- IATA: none; ICAO: none;

Summary
- Airport type: Public
- Owner: Government of Syria
- Operator: General Authority of Civil Aviation
- Serves: Al-Malikiyah, Syria
- Location: Kezimyê village
- Coordinates: 37°11′8″N 042°13′56″E﻿ / ﻿37.18556°N 42.23222°E

Map
- Al-Malikiyah Municipal Airfield Location of airport in Syria

Runways
| Direction | Length |  | Surface |
| m | ft |
|  | 810 | 2,657 | Asphalt |

= Al-Malikiyah Municipal Airfield =

Aerodrome in Syria

Al-Malikiyah Municipal Airfield (مطار مدينة المالكية, Balafirgeha Dêrik şaredariyê de) is a basic aerodrome serving Al-Malikiyah (also known as Dêrik or Dayrik), a small Kurdish city in far northeastern Syria.

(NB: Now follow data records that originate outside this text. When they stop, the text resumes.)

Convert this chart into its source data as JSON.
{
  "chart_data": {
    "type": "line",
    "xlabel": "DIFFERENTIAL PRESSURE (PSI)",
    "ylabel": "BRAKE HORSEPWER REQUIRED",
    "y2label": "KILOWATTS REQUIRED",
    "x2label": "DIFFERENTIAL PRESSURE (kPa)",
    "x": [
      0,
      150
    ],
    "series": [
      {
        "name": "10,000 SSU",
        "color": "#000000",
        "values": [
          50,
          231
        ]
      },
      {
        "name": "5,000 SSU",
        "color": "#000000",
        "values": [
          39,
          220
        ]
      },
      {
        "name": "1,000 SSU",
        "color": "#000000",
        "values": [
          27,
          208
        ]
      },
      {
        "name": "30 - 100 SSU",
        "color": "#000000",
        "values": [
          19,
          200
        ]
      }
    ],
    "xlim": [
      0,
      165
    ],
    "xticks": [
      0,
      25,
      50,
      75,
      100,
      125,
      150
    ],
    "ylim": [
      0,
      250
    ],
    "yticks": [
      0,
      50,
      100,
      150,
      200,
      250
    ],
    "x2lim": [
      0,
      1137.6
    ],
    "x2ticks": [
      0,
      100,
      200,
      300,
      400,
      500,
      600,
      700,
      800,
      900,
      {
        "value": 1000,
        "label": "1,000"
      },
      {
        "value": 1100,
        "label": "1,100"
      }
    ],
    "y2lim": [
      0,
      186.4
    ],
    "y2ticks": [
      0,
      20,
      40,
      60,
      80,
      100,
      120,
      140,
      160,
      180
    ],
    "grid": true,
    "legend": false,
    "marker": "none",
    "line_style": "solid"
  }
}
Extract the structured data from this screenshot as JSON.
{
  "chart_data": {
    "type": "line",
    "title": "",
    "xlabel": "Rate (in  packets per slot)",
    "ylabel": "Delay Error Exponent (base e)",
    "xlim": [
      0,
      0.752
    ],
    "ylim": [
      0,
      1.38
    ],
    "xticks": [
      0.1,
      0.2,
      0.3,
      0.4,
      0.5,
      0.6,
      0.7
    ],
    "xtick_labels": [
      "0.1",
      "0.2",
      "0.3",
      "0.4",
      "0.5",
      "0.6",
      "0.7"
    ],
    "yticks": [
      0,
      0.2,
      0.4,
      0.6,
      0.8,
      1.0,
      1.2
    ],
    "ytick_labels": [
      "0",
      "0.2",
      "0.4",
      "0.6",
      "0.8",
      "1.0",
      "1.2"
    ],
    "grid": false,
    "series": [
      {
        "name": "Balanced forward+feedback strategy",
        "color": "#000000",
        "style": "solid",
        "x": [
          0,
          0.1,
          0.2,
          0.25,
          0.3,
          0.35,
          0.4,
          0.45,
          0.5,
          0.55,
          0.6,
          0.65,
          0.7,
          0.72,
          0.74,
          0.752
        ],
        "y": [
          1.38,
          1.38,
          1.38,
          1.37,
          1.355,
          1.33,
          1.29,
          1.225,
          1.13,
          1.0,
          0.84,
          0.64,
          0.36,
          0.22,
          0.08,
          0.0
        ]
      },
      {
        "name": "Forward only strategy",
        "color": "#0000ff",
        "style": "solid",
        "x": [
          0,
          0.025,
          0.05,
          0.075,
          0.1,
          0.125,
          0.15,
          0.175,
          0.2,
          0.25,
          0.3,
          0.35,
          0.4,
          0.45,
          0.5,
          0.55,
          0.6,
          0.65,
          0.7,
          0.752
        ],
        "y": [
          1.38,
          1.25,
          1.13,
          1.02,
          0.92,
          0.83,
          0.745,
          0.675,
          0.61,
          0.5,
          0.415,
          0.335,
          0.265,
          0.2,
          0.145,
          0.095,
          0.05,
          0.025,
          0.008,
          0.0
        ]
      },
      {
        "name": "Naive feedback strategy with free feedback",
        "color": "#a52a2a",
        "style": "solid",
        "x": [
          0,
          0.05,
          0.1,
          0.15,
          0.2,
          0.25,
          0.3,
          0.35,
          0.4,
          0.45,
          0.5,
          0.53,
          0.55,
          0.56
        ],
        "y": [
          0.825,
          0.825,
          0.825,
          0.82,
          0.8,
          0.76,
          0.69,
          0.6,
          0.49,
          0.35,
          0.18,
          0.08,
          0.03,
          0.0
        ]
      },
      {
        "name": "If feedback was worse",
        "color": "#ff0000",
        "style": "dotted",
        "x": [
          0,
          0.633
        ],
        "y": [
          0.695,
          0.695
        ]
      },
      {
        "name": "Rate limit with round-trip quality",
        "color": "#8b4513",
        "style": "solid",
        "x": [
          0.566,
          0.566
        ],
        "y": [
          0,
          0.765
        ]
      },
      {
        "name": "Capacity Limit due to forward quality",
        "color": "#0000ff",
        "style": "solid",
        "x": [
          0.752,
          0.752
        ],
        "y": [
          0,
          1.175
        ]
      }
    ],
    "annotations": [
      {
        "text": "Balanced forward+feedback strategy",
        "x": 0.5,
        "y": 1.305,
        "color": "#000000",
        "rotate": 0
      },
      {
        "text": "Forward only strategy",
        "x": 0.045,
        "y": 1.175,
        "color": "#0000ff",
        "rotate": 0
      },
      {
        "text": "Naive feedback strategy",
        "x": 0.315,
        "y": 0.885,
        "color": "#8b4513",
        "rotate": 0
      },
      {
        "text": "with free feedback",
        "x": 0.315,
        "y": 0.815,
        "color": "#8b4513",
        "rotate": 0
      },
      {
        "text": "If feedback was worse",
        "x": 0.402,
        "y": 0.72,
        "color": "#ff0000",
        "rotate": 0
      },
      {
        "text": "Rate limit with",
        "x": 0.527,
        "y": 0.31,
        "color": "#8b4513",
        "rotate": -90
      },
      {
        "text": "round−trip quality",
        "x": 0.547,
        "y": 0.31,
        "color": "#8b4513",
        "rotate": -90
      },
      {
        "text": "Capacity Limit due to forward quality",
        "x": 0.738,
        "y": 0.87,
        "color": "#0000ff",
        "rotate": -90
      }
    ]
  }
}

The airfield is about 8.5 km east of the city.

==Facilities==
The airport resides at an elevation of 397 m above mean sea level. It has one runway with an asphalt surface measuring 810 × 25 m. As it is predominantly used by agricultural aviation as well as for limited General aviation, it only has very basic facilities.

==During Syrian Civil War==
The Aerodrome is controlled by the People's Protection Units on behalf of the Jazira Canton, after they and the Women's Protection Units captured the Al-Malikiyah District at the beginning of the Syrian Civil War.

In January 2016 it was reported that the US Military were planning to create an airforce base at Rmelan or in this location in order to increase the capacity of their military training operations to upskill the Syrian Democratic Forces. The airfield in Rmelan, Abu Hajar Airport is at a more advance state as its length has been extended to 1.3 km.